Why has the EHRC been in the news so much recently?

As well as its controversial meetings, in January 2022 the equality watchdog called on the Scottish government to pause its plans to simplify the gender recognition process. Ministers in the country are currently seeking to update the system in order to make changing someone’s legally recognised gender a smoother process – with a bill expected at Holyrood sometime this year.

However, in a letter to Shona Robison, the Social Justice Secretary who is overseeing the proposed changes, Falkner suggested that “more detailed consideration” was required – despite the government already conducting two consultations on the plans. Although she agreed that “urgent improvements to gender identity services throughout Britain” are needed, she expressed her concerns over “those relating to the collection and use of data, participation and drug testing in competitive sport, measures to address barriers facing women and practices within the criminal justice system”.

On 26 January, the same day the letter was sent, the EHRC published a report in response to the UK government’s plans to legislate a ban on so-called ‘conversion therapy’. It suggested delaying restrictions on practices targeted at transgender people until more information is available, and said the public consultation did not “address the possible need to consider a differentiated approach in relation to sexual orientation and being transgender so as to ensure, in particular, that clinicians and therapists are not prohibited from providing appropriate care and support for individuals with gender dysphoria.”

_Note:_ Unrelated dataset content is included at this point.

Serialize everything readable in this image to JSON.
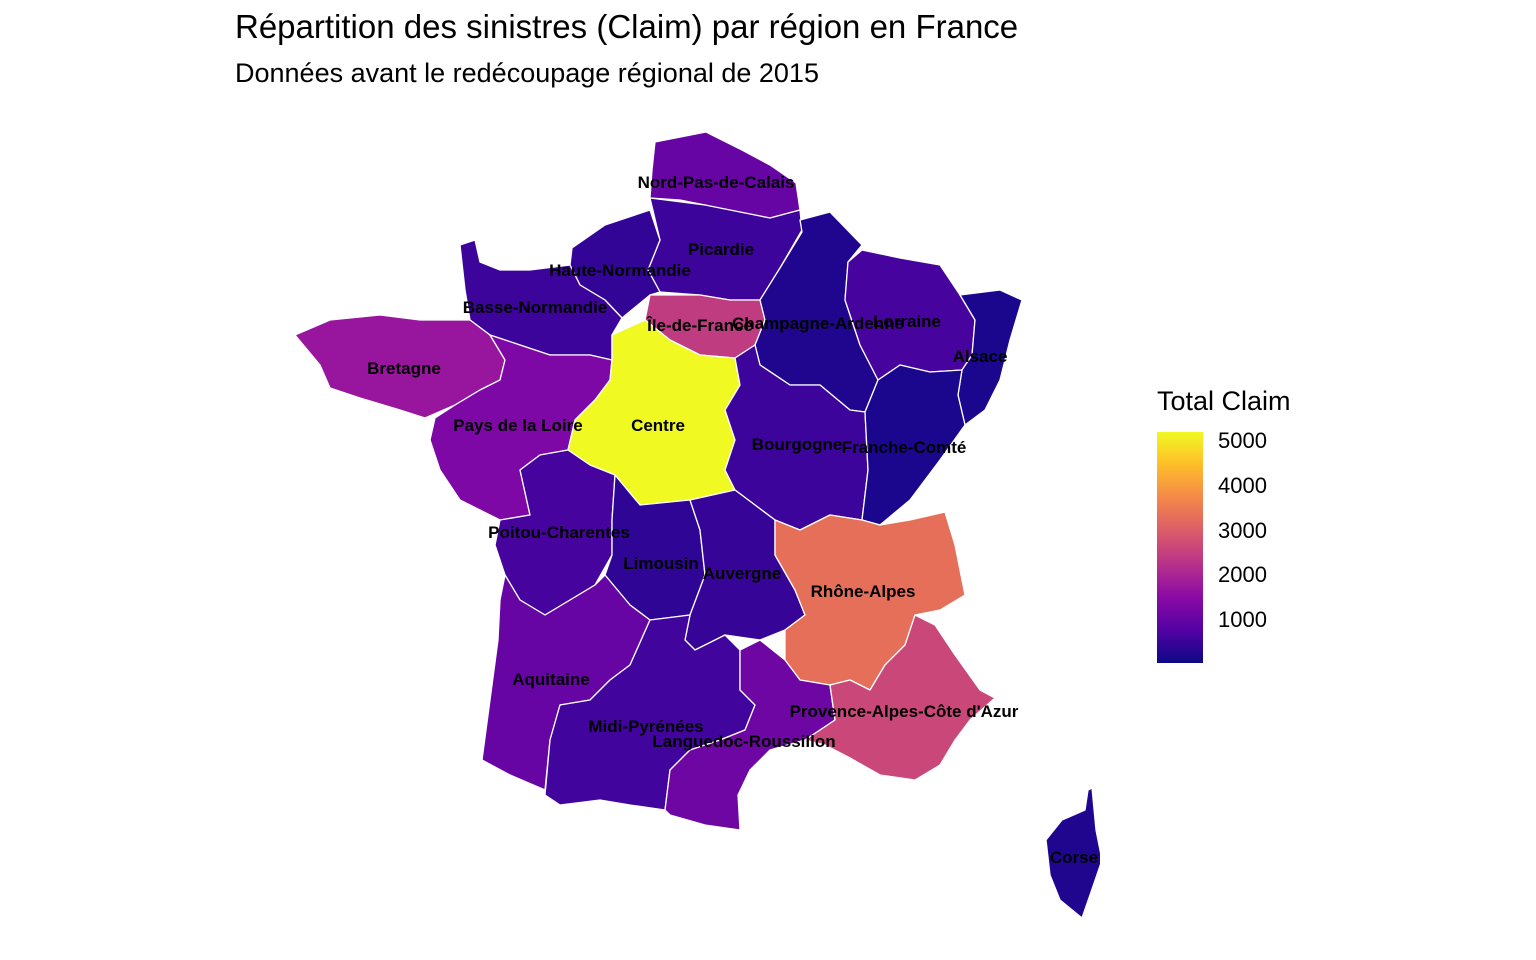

The EHRC also criticised what it called the “lack of evidence about conversion therapy in relation to being transgender,” and concluded that “these matters require further careful and detailed consideration before legislative proposals are finalised and the implications of them can be fully understood.”

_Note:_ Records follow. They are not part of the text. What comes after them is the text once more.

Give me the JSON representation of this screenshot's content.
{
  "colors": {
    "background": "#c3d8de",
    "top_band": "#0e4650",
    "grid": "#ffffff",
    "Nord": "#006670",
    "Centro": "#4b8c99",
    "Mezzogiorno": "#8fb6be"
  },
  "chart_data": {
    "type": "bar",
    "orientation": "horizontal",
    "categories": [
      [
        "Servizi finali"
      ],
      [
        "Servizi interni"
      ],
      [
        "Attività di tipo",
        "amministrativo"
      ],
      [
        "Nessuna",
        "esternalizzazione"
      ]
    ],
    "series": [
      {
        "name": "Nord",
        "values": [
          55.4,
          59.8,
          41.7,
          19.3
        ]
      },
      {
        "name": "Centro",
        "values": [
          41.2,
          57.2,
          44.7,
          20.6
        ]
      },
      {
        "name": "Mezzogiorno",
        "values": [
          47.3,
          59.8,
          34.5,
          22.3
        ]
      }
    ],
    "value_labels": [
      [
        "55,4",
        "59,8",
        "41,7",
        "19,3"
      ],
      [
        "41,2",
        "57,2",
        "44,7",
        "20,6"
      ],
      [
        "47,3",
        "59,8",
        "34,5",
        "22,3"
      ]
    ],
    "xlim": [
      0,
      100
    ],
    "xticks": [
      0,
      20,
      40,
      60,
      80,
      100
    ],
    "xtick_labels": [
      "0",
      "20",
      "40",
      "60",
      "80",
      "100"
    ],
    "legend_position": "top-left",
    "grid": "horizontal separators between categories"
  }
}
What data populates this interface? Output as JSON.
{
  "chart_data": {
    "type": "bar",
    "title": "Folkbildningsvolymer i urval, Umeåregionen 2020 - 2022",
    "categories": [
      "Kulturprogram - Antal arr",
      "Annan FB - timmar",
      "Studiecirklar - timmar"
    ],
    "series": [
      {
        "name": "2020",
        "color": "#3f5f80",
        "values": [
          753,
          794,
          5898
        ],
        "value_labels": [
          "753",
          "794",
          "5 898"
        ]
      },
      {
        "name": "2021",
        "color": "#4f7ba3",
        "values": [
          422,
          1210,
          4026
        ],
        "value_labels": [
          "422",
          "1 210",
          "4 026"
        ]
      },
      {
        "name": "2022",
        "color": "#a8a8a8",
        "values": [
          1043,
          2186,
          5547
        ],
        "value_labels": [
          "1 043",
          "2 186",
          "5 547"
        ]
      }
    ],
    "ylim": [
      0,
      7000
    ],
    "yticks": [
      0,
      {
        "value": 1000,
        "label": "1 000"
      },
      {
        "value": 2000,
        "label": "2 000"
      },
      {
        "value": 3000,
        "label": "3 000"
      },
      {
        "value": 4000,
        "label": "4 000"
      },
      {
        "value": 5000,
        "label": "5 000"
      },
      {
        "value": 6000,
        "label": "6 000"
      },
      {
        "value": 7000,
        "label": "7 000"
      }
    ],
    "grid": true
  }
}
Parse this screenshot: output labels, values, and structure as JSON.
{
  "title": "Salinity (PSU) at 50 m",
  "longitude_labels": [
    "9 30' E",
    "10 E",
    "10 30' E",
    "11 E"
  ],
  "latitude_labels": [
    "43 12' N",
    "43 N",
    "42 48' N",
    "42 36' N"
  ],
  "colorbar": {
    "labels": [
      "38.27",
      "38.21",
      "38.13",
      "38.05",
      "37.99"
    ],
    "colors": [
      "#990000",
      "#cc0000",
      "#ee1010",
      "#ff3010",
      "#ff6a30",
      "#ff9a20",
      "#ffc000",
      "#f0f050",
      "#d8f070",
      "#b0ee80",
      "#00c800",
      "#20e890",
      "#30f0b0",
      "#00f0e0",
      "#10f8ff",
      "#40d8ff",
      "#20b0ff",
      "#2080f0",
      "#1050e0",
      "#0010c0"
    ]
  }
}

Who has spoken out against the human rights watchdog?

The stance of the EHRC has been met with fierce backlash from LGBTQ+ groups. On 10 February, Stonewall confirmed that it has submitted documents to the United Nations (UN) and GAHNRI (the international accreditation body for human rights organisations) calling for a review into the EHRC’s status as an A-grade accredited human rights organisation.

“The submission is prompted by the EHRC’s recent, and significant, change in stance on the issue of trans rights,” its statement said. Stonewall’s submission is supported by the Good Law Project, with signatories including 19 LGBTQ+ charities and organisations such as TransActual, Mermaids and the LGBT Foundation, among many others. It has also launched a petition calling on the government to protect trans people using the Equality Act in the wake of revelations about the EHRC.

Jayne Ozanne, Chair of the Ban Conversion Therapy Coalition, told GAY TIMES that she was “perplexed” by the stance of the EHRC and questioned whether or not is is “truly fit for purpose”. Nadia Whittome, a Member of Parliament for the Labour Party, said she shares Stonewall’s concerns and believes the EHRC “is being influenced by the government’s anti-trans agenda.”

David Isaac, the EHRC’s aforementioned ex-chair, questioned the independence of the human rights body from the Conservative Party and accused it of making politically motivated decisions. He told The Guardian: “My view is that an independent regulator shouldn’t be in a position where the governments of the day can actually influence the appointments of that body to support a particular ideology.”

LGBTQ+ activist Peter Tatchell has been critical of the EHRC and said that “women’s safety is vital but not at [the] expense of trans rights.”

Trans charity Mermaids said that if the body succeeds in “delaying, restricting and/or removing the rights of trans people,” it “sets a dangerous precedent for all.”